People are being encouraged to attend the public exhibitions on the proposed Stoneyhill Resource Recovery Park development as the chosen design for the facilities is unveiled this week.
Recycling and resource management company SITA UK said that, following feedback from the community, the Agricultural design (pictured) had been chosen for the building, which will house sophisticated equipment that will greatly reduce the amount of Aberdeenshire waste sent to landfill.
When SITA UK held its first set of exhibitions about the plans earlier this year, it asked the public to give their views on four concept designs. The Landscape and Agricultural designs were both popular and, following additional discussion with engineering and landscaping specialists, the Agricultural design was chosen.
This design is consistent with the rural nature of the area, while its varied heights of pitched roofs reflect the rolling topography of the landscape.
The individual roofs also limit the highest point of the building to the gasification facility and break up the roofline, reducing its visual impact.
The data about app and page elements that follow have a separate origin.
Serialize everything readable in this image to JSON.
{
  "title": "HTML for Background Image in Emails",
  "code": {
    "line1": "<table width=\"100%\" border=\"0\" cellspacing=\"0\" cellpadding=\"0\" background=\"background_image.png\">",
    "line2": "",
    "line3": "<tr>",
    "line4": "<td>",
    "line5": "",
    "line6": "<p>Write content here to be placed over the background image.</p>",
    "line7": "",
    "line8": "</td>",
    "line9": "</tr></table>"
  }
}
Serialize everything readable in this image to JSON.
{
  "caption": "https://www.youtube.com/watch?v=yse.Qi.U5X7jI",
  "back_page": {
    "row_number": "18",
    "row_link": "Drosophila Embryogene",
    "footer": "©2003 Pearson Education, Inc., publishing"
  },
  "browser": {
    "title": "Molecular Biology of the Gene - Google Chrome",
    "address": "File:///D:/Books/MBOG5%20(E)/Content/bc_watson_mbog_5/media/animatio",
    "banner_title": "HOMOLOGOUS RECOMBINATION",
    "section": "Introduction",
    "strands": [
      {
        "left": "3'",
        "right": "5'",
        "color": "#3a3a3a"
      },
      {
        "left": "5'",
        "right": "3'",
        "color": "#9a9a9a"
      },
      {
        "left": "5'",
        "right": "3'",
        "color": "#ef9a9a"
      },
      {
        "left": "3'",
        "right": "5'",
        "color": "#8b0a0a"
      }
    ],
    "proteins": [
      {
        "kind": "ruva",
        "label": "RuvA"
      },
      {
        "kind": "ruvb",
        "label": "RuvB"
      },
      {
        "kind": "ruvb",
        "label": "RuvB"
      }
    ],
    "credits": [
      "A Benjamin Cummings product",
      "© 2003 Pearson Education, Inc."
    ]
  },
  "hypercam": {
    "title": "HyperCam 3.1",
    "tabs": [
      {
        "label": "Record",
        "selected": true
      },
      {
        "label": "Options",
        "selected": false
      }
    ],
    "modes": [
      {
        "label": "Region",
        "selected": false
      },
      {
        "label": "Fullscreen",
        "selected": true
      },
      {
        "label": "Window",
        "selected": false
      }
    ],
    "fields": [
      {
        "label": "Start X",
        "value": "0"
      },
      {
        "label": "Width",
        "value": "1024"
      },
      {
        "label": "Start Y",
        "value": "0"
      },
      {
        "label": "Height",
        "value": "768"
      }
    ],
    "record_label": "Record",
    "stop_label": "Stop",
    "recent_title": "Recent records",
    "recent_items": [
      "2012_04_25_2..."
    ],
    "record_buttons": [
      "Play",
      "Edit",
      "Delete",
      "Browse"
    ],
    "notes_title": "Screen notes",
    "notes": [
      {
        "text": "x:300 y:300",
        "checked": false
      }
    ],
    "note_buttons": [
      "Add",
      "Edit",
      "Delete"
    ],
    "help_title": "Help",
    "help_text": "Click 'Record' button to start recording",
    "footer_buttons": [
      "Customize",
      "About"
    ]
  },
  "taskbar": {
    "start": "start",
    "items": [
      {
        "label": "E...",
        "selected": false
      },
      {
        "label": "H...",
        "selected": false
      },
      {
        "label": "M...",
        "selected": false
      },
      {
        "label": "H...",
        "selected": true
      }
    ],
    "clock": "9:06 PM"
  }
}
People can see the final proposal for the resource recovery park at a second set of exhibitions, when details about a separate planning application to amend the closure date of Stoneyhill landfill site will also be on show.
The exhibitions will be held on:
Tuesday, June 14 – 2pm to 7pm – Red House Hotel, Cruden Bay
Wednesday, June 15 – 2pm to 8pm – Longhaven Hall, Longhaven
SITA UK has been awarded the contract to manage the treatment and disposal of Aberdeenshire’s Waste for the next 15 years.
It plans to develop essential infrastructure to reduce the amount of Aberdeenshire household waste sent to landfill by 70 percent and increase recycling and composting by 20,000 tonnes a year.
This will include a mechanical biological treatment (MBT) facility, incorporating in-vessel composting (IVC), and gasification plant adjacent to the existing Stoneyhill landfill site, which is 1.5km west of Longhaven and 7km south west of Peterhead.
The facility would lead to the creation of approximately 200 jobs during the peak periods of construction and about 40 permanent operational jobs.
Martin Cracknell, SITA UK’s Strategic Development Manager, said: "Aberdeenshire residents produce about 150,000 tonnes of domestic waste a year. Of this, about 50 tonnes is recycled or reused, leaving around 100,000 tonnes going to Stoneyhill landfill.
"This is not sustainable and Aberdeenshire needs to develop a new way to manage its waste if it is to meet Government targets and reduce the amount of waste it sends to landfill to avoid expensive taxes and potential fines."
He said it was an issue that involved everyone in the county and so encouraged as many people as possible to attend the exhibitions to find out more.